Abstract:Recent advances in deep learning have revolutionized seismic monitoring, yet developing a foundation model that performs well across multiple complex tasks remains challenging, particularly when dealing with degraded signals or data scarcity. This work presents SeisMoLLM, the first foundation model that utilizes cross-modal transfer for seismic monitoring, to unleash the power of large-scale pre-training from a large language model without requiring direct pre-training on seismic datasets.

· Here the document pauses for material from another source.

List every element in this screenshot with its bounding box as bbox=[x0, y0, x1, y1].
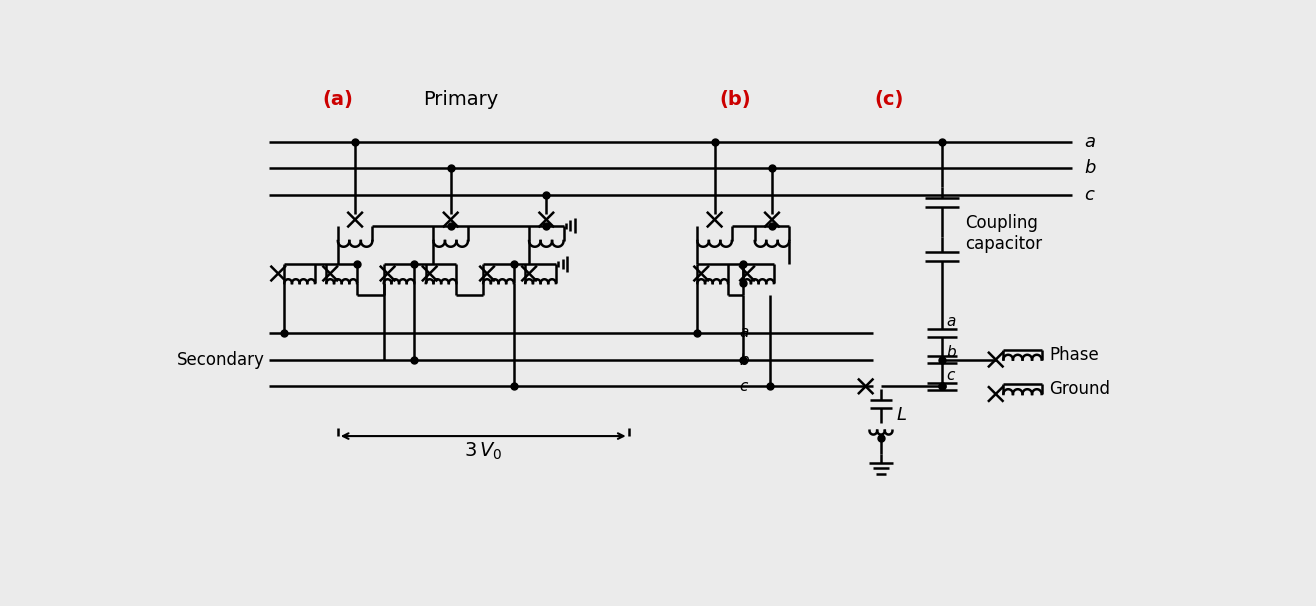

Through elaborate waveform tokenization and fine-tuning of pre-trained GPT-2 model, SeisMoLLM achieves state-of-the-art performance on the DiTing and STEAD datasets across five critical tasks: back-azimuth estimation, epicentral distance estimation, magnitude estimation, phase picking, and first-motion polarity classification. It attains 36 best results out of 43 task metrics and 12 top scores out of 16 few-shot generalization metrics, with many relative improvements ranging from 10% to 50%. In addition to its superior performance, SeisMoLLM maintains efficiency comparable to or even better than lightweight models in both training and inference. These findings establish SeisMoLLM as a promising foundation model for practical seismic monitoring and highlight cross-modal transfer as an exciting new direction for earthquake studies, showcasing the potential of advanced deep learning techniques to propel seismology research forward.